We may be forced into singing at next week’s Lindsay City Council meeting:  our City Manager has once again reduced our rights to participate in city council meetings with the full blessing of (but without a decision by) the Council.
It’s not the first time.  After the Feb. 14, 2012 meeting, where I’d insisted that the public had a right to ask for the removal of items from the consent calendar according to wording on the agenda, they took that wording out.  
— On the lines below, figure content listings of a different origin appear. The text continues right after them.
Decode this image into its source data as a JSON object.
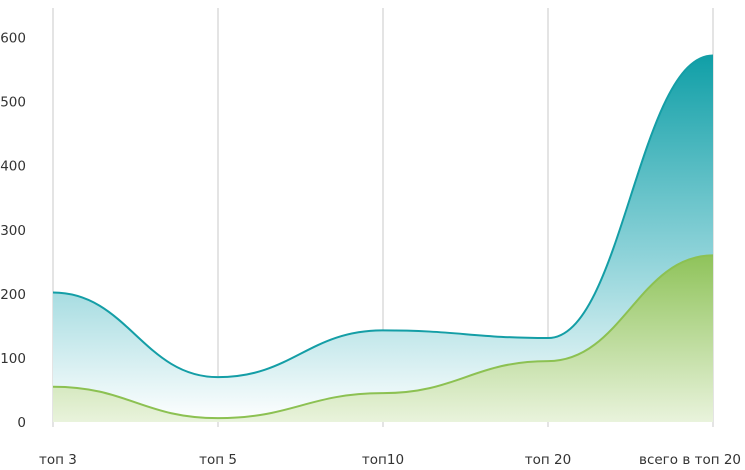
{
  "chart_data": {
    "type": "area",
    "categories": [
      "топ 3",
      "топ 5",
      "топ10",
      "топ 20",
      "всего в топ 20"
    ],
    "y_ticks": [
      "0",
      "100",
      "200",
      "300",
      "400",
      "500",
      "600"
    ],
    "ylim": [
      0,
      600
    ],
    "grid": "vertical",
    "series": [
      {
        "color": "#149ea6",
        "fill_top": "#109fa7",
        "fill_bottom": "#ffffff",
        "values": [
          202,
          70,
          143,
          131,
          572
        ]
      },
      {
        "color": "#8cc152",
        "fill_top": "#8fc35a",
        "fill_bottom": "#e9f3dc",
        "values": [
          55,
          6,
          45,
          95,
          260
        ]
      }
    ]
  }
}
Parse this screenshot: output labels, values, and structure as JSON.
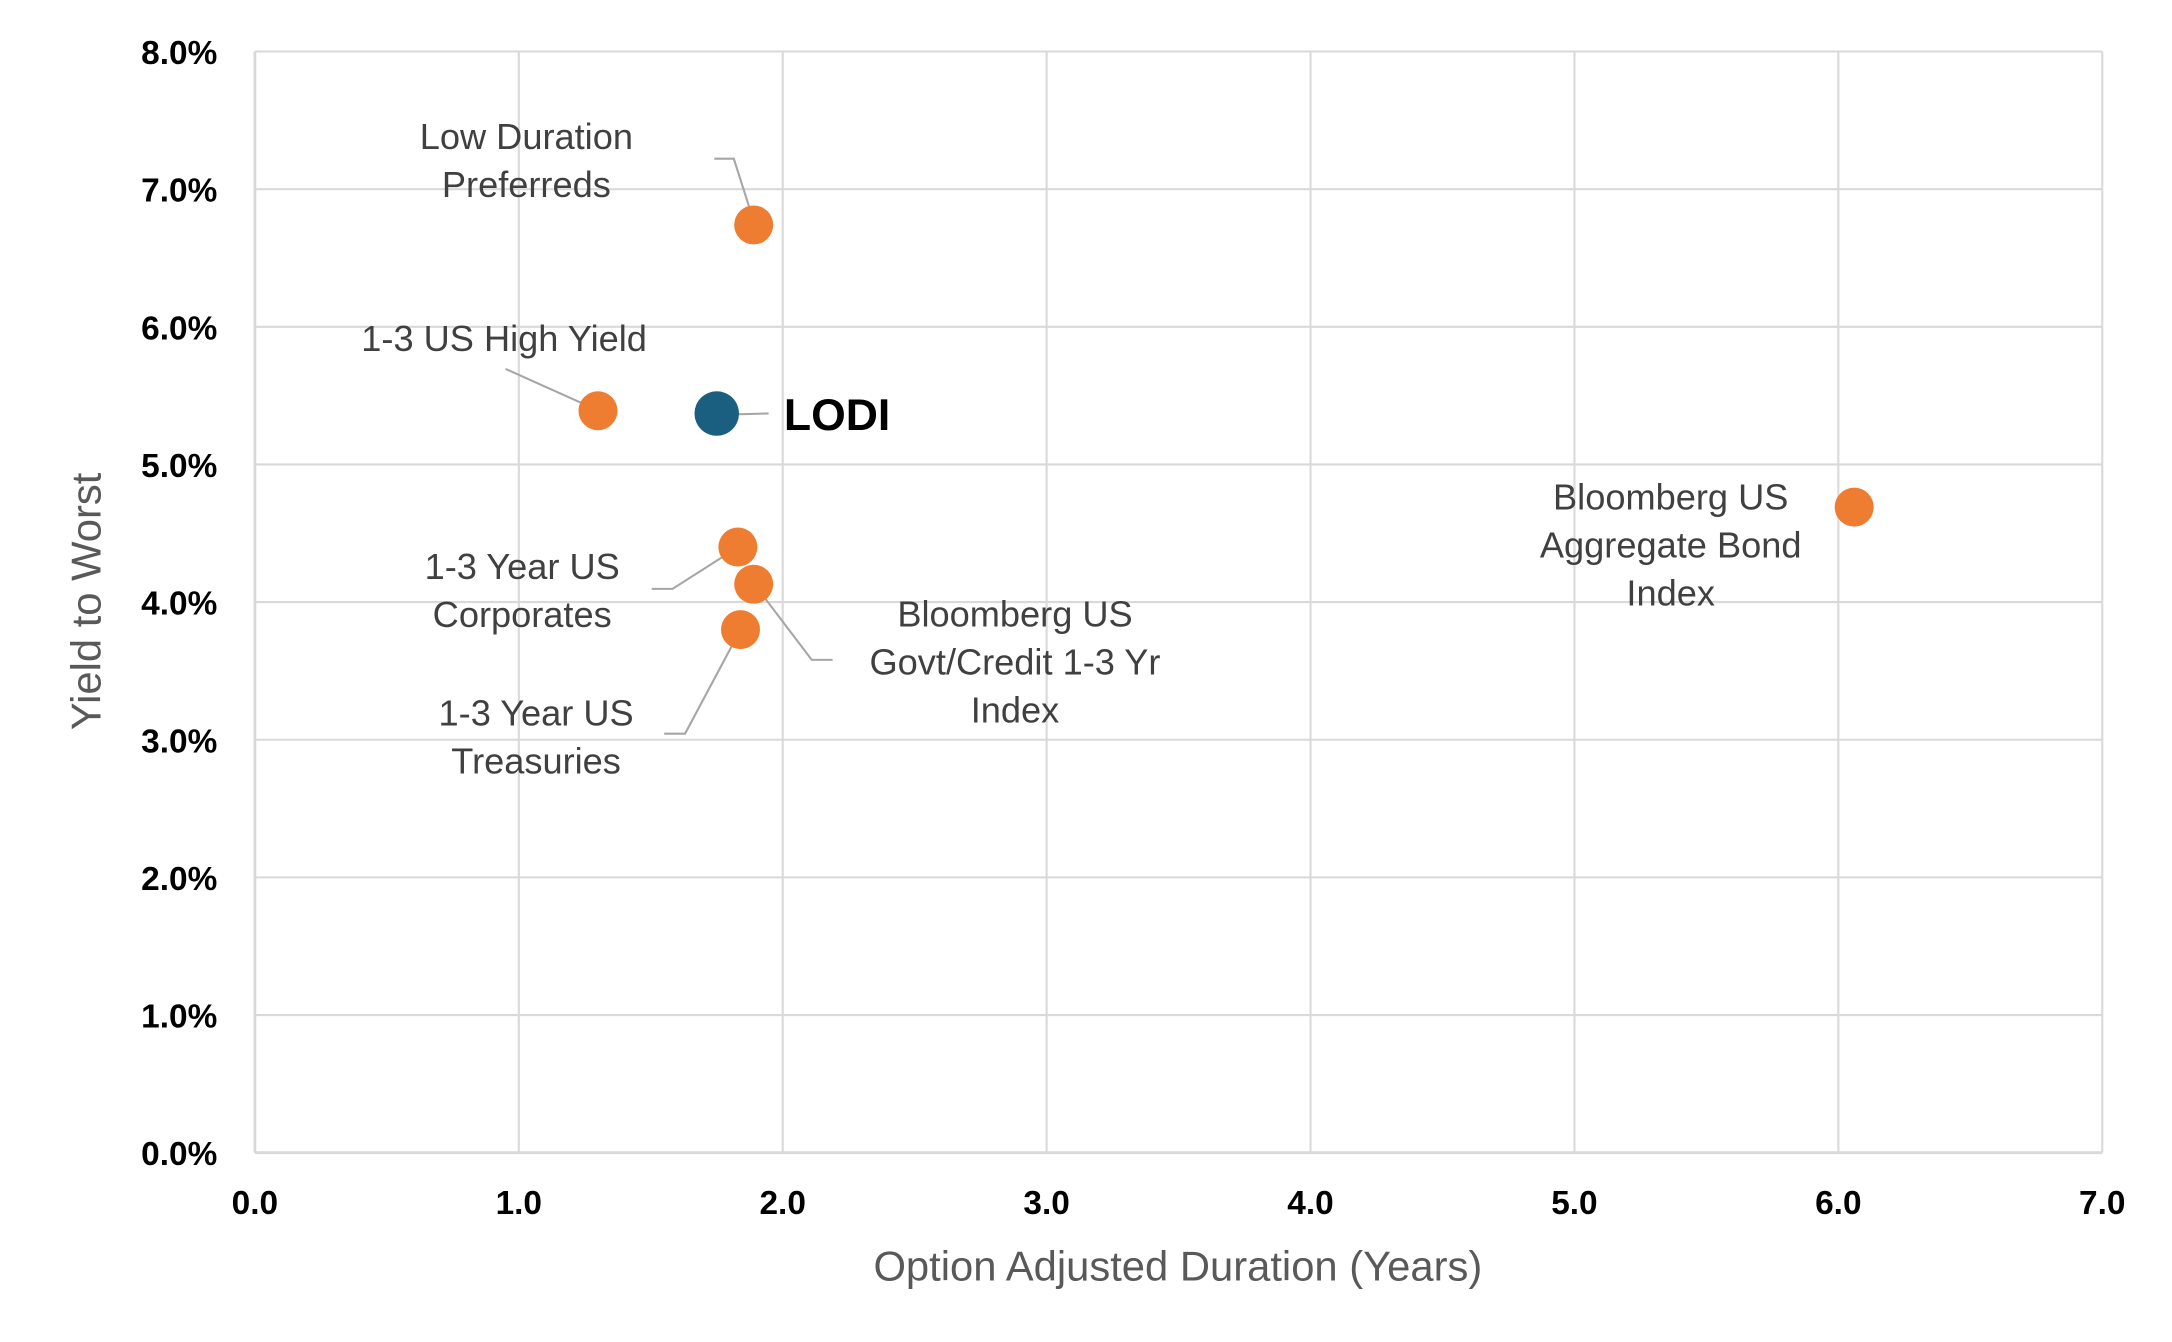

By the March 13, 2012 meeting, they’d taken out another sentence, this one from the paragraph defining public participation on the agenda packet cover sheet: “To place an item on the Council agenda, you must contact the City Clerk or City Manager’s Department before 12:00 noon on the Wednesday immediately preceding the meeting to have the item placed on the agenda.”  After I’d asked for months about how to get an item on the agenda, that missing sentence was finally replaced in the June 12 packet cover sheet with this one: “If a member of the public wishes for an item to be placed on an agenda, he/she may also ask at this time (during the public comment period) but the Council will make the ultimate decision whether to place a requested item on a future agenda and is under no obligation to do so.”
On that same cover sheet I discovered the most recent disappeared/replaced sentence, which eliminates the right to speak to agenda items when they come up for discussion.  The missing sentence said:  “Those who wish to be heard on matters on the agenda should indicate their desire to speak when the item is ready for discussion.”  It had been replaced with “Members of the public are welcome to make their comments during the public comment portion of the agenda, as this is the place for public participation per the Brown Act.” This completely limits public participation in council meetings to the three minute public comment period (except during public hearings).  
Whether the Brown Act says that or not is a matter of interpretation, however.  The League of California Cities’ fine guide to the Brown Act says “Every agenda for a regular meeting must allow members of the public to speak on any item of interest, so long as the item is within the subject matter jurisdiction of the legislative body.  Further, the public must be allowed to speak on a specific item of business before or during the legislative body’s consideration of it.”
Our city’s attorneys seem to be interpreting the Brown Act’s word “before” as “way before,” like during the public comment period.  But if the League of California Cities thought that, they wouldn’t have used the word Further.
When they Nazi’s took away the Jews’ rights, they didn’t do it all at once.  They did it one small piece at a time, quietly, until it was too late for anyone to protest the dehumanizing effect of being without citizenship.  Come exert your ownership over this place we live in - let your presence be felt at Tuesday’s city council meeting.